Mathews relocates the setting to St. Louis and the tables to the floor between the seating and the set. Audience members occupy two of the four tables. The other two are reserved for cast members who are sitting there before the show begins. The action frequently spreads to the central aisle. Blurring the line between the action and the audience makes the production highly involving.
The characters who meet at the restaurant on their first date are Aaron and Casey. He is self-conscious, conservatively dressed and reluctant to get back into dating. She is a self-possessed serial dater who exudes hipness.
The audience sees what the apparently mismatched couple is thinking as well as what it is doing. The action frequently stops to dramatize the imaginary conversations Casey and Aaron are having in their heads with friends and relatives. These anguished inner dialogues have the ring of truth. Eavesdropping on them is a hoot.
Initially, the humor comes from the couple’s missteps and fantasies as they deal with their uneasiness. The show grows in stature as Aaron and Casey present truer pictures of themselves, recognize what each other has to offer and overcome their self-imposed barriers to connecting. The hard-won conclusion is both believable and satisfying.
The NJT production is ideally cast. Molly Wennstrom as Casey and Mitchell Henry-Eagles as Aaron develop their characters with consummate skill. The progress of their relationship from awkwardness and discord to appreciation and romance is totally convincing. Will Bonfiglio’s portrayal of the supremely knowing waiter is comic tour de force.
Jayson Heil, Drew Mizell, Greta Rosenstock and Grace Seidel are all excellent in multiple roles. Heil and Casey are hilarious as imaginary confidants. Rosenstock is a riot as the formidable ex-fiancée who still haunts Aaron. Mizell is delightfully flamboyant as the friend who grows increasingly alarmed when Casey fails to pick up her prearranged bailout calls.
Musical director Larry D. Pry leads the band in a bracing account of the score, which has engaging music and lyrics by Alan Zachary. All seven performers are splendid singers and dancers in Mathews’ exuberant choreography.
John Stark’s scenic design has three levels, including the theater floor where the tables are located. The stage is a raised platform with the double doors to the kitchen on one side and the band on the other. In front of the stage is a slightly lower, semicircular platform with footlights. The multiple levels would be impractical in an actual restaurant but work beautifully in the theater.

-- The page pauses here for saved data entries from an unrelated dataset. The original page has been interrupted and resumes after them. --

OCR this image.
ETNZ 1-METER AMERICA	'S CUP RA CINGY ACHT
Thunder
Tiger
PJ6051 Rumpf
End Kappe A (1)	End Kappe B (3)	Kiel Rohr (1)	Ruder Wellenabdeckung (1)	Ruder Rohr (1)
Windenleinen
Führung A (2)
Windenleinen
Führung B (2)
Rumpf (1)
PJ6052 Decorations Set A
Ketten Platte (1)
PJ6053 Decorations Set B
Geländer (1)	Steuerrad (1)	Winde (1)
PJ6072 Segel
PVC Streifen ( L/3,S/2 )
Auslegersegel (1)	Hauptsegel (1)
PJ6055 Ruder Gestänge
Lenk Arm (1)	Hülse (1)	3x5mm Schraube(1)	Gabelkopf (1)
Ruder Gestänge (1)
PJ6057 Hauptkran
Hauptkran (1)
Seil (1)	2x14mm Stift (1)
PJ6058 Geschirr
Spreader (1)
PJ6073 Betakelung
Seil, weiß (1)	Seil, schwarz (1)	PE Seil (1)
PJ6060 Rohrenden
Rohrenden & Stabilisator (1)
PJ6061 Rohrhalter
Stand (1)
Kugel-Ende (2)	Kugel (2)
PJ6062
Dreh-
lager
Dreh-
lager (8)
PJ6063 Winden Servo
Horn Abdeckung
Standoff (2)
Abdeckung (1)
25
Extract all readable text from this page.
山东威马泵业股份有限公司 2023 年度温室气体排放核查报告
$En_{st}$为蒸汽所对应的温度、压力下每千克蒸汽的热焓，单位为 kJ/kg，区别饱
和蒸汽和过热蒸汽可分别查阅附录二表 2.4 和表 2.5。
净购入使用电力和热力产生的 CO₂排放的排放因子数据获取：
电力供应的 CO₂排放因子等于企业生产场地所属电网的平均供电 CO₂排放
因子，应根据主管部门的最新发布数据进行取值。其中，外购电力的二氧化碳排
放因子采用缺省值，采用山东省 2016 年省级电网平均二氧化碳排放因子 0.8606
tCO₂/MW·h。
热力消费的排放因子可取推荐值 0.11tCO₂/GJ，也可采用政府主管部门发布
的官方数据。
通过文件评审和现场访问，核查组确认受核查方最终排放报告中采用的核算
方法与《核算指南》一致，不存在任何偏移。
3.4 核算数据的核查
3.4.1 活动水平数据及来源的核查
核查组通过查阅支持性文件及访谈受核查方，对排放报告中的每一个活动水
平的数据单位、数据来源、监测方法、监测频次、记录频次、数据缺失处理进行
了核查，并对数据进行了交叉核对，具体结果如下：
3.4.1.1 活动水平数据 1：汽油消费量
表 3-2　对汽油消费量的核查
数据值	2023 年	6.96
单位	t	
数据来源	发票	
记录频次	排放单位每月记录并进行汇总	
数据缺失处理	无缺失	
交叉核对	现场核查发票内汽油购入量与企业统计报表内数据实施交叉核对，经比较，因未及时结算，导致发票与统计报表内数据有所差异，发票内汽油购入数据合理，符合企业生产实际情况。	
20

Costume designer Michele Friedman Siler leaves no doubt about Aaron and Casey’s contrasting personalities by putting him in a subdued sport coat and her in a splashy leather jacket. Denisse Chavez’ lighting, Katie Orr’s props and Amanda Werre’s sound are all very helpful.
I know nothing about two of the five plays in NJT’s 2025 season, which has just been announced. Based on the success of this year’s unfamiliar shows at NJT, I’m looking forward to the discoveries that await me.